Sarasin & Partners welcomes the Basel Committee on Banking Supervision’s focus on strengthening banks’ disclosure requirements for climate-related financial risks.
If we are to evaluate risks to the financial sector properly, investors need reliable, prudent and consistent disclosures that show how banks could be affected by climate-related risks.
Promoting climate-resilient banks is a key part of Sarasin’s stewardship work. Specifically, we are seeking to ensure banks’ strategies and financing activities are supportive of the goals of the Paris Agreement to cap global warming at 1.5°C above pre-industrial times.

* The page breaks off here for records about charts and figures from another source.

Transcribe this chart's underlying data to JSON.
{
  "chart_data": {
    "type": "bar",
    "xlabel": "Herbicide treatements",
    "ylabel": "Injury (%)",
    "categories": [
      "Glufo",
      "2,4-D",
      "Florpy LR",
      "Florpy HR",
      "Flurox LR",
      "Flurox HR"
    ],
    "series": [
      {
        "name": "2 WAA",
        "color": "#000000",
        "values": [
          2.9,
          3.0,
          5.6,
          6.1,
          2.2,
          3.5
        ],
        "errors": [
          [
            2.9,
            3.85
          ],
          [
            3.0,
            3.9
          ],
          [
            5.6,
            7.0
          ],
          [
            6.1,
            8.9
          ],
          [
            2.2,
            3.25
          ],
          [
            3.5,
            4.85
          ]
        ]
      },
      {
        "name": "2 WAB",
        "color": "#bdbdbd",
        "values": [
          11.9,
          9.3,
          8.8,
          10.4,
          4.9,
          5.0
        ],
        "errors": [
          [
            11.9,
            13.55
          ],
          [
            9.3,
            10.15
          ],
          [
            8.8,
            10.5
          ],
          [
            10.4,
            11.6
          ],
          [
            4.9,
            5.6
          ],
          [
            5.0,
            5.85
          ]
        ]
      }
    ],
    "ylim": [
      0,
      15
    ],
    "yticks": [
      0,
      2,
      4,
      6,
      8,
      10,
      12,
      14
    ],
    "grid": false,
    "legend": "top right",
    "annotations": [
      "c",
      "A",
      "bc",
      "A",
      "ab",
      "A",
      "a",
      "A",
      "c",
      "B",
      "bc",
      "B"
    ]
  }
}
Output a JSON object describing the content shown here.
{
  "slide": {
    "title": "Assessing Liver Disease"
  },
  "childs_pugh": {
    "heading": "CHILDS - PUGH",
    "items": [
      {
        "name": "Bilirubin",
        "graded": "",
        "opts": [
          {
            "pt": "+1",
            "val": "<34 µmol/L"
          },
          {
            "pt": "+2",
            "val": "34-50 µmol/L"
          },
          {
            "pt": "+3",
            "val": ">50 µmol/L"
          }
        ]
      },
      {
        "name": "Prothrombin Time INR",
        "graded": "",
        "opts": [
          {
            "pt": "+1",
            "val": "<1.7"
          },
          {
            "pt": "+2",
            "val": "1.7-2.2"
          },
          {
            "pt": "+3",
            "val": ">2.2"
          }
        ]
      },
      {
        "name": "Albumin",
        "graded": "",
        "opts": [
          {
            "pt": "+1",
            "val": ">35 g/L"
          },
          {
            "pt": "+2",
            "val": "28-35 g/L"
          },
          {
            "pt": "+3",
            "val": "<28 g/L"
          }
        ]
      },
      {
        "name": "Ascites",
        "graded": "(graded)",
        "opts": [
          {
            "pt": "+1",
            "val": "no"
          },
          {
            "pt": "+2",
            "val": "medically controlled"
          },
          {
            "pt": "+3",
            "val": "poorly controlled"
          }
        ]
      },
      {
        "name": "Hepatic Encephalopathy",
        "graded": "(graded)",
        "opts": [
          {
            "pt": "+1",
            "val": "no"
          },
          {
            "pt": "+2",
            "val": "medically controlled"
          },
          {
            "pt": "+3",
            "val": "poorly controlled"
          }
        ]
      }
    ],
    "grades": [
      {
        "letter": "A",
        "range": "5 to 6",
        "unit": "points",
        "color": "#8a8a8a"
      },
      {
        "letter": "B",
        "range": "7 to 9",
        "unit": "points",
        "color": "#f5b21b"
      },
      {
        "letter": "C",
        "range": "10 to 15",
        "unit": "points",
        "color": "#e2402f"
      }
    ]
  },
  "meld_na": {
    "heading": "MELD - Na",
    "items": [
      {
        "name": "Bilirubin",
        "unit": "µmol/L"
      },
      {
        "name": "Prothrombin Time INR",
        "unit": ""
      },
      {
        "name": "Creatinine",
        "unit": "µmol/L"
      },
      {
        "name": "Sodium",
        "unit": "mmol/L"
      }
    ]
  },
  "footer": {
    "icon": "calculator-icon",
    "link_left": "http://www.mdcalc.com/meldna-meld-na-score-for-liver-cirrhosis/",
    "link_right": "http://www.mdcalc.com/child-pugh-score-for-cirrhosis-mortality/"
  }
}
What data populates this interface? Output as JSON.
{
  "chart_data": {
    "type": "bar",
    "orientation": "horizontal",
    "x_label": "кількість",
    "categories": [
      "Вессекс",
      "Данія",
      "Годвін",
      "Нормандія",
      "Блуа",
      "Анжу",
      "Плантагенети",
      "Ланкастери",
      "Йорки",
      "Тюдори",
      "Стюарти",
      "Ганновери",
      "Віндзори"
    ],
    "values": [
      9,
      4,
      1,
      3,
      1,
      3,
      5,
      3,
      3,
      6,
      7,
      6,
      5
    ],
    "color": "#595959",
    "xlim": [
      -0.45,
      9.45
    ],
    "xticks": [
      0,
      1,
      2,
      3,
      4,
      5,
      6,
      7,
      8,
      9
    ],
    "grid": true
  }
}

We view this as important to supporting long-term economic growth, and thus important for our clients’ future returns.
In its most recent consultation, the Basel Committee on Banking Supervision (BCBS) invited submissions regarding the potential to extend the Pillar 3 disclosure framework to include climate-related financial risks.
Our contribution
Sarasin & Partners’ contribution to the consultation can be found here. It includes the following key points:
- Climate risks are unique in the scope of their impacts, uncertainty and irreversibility. We therefore urge a precautionary approach and early action to limit damaging outcomes.
- The soundness of the banking system depends on recognising and managing system-wide interactions. This requires a long-term mindset and capital requirements that reward effective climate risk management.
- Pillar 3 disclosures will be most effective if they build on prudent financial statements that include foreseeable losses and liabilities due to physical or transition impacts of climate change.
- Prudential climate stress testing results should be disclosed and should cover banking and trading books. Without disclosure, investors cannot fulfil their role in holding banks to account for capital management.
- We suggest a net zero underpin for executives’ performance-related pay similar to the capital adequacy underpin introduced following the 2007-8 financial crisis.
Transparent and sustainable banking
Our submission to the BCBS builds on our long-running efforts to promote more transparent and sustainable banking.
In 2019, we became co-chair for the Institutional Investor Group on Climate Change’s (IIGCC’s) Net Zero Banking initiative. Following consultation with global investors and banks, IIGCC published a Net Zero Banking Standard in 2023 to provide a clear set of investor expectations for how banks can ensure their activities are credibly aligned with the Paris Agreement goals.
In January this year, Sarasin coordinated a collective investor letter to the Bank of England’s Prudential Regulation Authority to seek its support in promoting improved climate risk disclosures at banks to enable investors to fulfil their role under Pillar 3 of the Basel Framework.